To meet the increasing demands of electric vehicle applications
for long ranges, Si-based materials have been intensively investigated
as promising candidates for outstanding anodes of lithium-ion batteries
over the past 2 decades. In the meantime, various nanotechnologies
enable accommodation of the huge volume change of Si during charge/discharge
processes, which significantly improves the performances of Si-based
anodes. However, a large amount of binders and conductive agents are
still required for the reliable performance of Si anodes. Herein,
we have introduced free-standing Si electrodes, which show suppressed
swelling property (31.29%) after the 100th cycle in spite of no binders.
Carbon-coated Si nanoparticle (NP) via thermal decomposition of acetylene
(C2H2) gas was confined in the bundles of copper
nanowires (Cu NWs) that provide not only high electrical conductivity
but also accommodation of volume changes of Si NPs. The carbon coating
layer helped to form a stable solid electrolyte interface (SEI) layer
on the surface of Si NPs. Furthermore, two-dimensional reduced graphene
oxide effectively combines Si NPs and Cu NWs, which maintains the
electron pathway and structural stability of electrodes during cycling.

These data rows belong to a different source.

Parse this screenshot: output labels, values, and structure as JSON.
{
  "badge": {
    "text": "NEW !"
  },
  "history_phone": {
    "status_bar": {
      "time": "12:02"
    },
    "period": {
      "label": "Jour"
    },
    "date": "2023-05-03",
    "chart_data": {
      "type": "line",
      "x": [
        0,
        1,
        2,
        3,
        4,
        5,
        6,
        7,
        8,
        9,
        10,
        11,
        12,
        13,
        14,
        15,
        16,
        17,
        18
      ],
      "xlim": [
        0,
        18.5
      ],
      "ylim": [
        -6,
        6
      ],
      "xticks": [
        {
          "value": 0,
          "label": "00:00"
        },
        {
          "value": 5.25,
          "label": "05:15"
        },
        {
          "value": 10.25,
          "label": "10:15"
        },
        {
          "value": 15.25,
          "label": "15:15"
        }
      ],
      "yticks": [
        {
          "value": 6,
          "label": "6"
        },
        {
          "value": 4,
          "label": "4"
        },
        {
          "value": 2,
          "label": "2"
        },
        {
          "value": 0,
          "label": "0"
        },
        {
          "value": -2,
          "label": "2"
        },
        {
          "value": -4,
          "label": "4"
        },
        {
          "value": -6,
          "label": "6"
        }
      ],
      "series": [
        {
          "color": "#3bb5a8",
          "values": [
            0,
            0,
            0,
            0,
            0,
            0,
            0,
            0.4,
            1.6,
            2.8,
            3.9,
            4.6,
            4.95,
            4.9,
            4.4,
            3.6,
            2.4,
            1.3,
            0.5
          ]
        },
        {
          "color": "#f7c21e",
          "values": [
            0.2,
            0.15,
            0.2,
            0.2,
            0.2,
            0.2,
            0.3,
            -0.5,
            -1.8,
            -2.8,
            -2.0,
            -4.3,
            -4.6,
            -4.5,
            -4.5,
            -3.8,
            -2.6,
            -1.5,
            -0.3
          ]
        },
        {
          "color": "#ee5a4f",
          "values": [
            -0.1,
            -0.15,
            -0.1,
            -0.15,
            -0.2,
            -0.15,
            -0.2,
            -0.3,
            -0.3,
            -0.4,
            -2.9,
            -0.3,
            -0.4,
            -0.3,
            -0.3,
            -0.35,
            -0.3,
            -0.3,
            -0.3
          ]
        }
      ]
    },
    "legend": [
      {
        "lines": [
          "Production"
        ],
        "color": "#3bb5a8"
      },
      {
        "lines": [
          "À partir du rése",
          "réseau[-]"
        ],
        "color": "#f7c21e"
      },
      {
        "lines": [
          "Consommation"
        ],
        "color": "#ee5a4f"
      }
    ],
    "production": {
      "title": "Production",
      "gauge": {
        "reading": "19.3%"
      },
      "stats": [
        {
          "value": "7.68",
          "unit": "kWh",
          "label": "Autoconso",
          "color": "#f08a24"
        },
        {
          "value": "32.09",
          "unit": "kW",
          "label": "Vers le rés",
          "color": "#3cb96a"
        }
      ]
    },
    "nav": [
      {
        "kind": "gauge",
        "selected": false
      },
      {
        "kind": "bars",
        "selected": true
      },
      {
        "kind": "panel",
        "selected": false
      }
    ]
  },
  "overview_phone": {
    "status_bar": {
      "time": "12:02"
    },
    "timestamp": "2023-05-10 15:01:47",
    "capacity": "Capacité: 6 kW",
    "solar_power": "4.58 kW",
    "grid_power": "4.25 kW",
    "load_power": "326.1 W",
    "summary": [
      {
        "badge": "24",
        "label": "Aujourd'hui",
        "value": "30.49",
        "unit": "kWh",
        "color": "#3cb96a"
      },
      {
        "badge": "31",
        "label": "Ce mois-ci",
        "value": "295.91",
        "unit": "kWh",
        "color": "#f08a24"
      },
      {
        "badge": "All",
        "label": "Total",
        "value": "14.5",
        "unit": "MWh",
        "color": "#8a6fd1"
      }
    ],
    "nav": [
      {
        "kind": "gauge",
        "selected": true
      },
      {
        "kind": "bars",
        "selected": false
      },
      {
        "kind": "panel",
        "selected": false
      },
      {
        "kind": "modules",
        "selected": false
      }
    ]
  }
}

As a result, the free-standing Si anodes showed high capacity (1942
mAh g–1
Si at the initial cycle) as well
as long cycle stability (1753 mAh g–1
Si at 200 cycles, 90.26%), based on acceptable impedance data of lower
charge transfer resistance (27.57 Ω) and higher diffusion coefficient
(35.61 × 10–13 cm2·s–1). Our approach suggests that the formation of stable SEI layers
and accommodation of volume expansion have to be considered together
for high capacity and long cycling Si anodes.